This late on Sunday, the day after the 200,000-plus Make Poverty History march, the far lower turnout for the Stop the War Coalition's demo is perhaps a reflection of fatigue more than anything else. We're not sure of the numbers yet, but, if you want an idea, the length and breadth looked a little like a 50m Olympic-size swimming pool had been drained of its water and filled with people standing in reasonable proximity to each other.
Others were weary too: a little tired of having their city become the site for week-long protests. On the non-march side of the barriers lining the protest route, one Edinburgh resident, a student from County Down who declined to be named, was blocked from getting his bus home by the marchers. He used the 40-minute delay before the demonstration actually started as a chance to harangue them.
The exchanges began with one vendor's attempts to sell the Socialist Worker newspaper to those who were simply hanging around and waiting for the march to go. Then it started: the student asking how they could march as one when they all came with different ideas; if it was right that Edinburgh should pay for the extra cleaning and waste disposal; and if marchers had the right to march did he not also have the right to go about his city in peace?

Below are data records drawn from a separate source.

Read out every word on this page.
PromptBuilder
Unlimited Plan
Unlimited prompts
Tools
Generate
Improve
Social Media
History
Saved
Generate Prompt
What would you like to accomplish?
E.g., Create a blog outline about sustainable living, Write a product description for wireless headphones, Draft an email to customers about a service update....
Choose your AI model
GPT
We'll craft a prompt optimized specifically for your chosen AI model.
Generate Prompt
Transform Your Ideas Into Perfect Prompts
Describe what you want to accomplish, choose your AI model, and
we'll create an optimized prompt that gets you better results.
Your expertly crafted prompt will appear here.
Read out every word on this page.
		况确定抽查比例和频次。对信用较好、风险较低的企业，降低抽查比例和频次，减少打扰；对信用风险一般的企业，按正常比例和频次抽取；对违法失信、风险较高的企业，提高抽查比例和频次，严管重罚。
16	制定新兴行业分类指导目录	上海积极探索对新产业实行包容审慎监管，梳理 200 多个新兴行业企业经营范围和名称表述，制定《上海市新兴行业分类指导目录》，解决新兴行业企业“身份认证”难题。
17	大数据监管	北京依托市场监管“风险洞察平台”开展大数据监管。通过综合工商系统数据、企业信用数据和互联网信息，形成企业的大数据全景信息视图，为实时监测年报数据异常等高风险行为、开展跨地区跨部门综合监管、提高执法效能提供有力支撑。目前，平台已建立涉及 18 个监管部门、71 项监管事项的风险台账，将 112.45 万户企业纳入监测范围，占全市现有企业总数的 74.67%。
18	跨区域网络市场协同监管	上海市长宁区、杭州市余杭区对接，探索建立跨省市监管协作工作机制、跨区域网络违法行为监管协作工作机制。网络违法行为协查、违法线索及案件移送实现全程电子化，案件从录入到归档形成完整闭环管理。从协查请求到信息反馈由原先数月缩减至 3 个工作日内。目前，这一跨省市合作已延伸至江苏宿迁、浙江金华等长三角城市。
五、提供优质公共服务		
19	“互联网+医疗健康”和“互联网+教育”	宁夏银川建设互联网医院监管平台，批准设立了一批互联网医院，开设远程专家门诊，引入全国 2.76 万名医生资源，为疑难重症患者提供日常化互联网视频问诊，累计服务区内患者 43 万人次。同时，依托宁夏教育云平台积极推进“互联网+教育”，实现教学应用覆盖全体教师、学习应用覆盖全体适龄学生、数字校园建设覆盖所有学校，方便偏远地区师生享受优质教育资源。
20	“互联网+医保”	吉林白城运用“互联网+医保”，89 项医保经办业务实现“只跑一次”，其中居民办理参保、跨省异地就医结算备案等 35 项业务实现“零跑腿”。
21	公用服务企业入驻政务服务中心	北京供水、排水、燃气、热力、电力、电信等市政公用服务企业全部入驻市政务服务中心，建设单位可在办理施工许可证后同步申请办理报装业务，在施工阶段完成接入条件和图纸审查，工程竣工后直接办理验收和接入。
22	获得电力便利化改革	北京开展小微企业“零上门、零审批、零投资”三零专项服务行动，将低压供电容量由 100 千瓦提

The marchers came back with the answers – marching had got people the vote, the protesters brought extra money into Edinburgh – but the strangest moments came when the marchers and student got into the numbers. There were never 200,000, he said of the circular anti-poverty march around Edinburgh. Yes there were, said the protesters – pointing out that was a police figure. "Well, some of them went round twice," the student replied.
The march then moved and he was free to cross the road and catch his bus.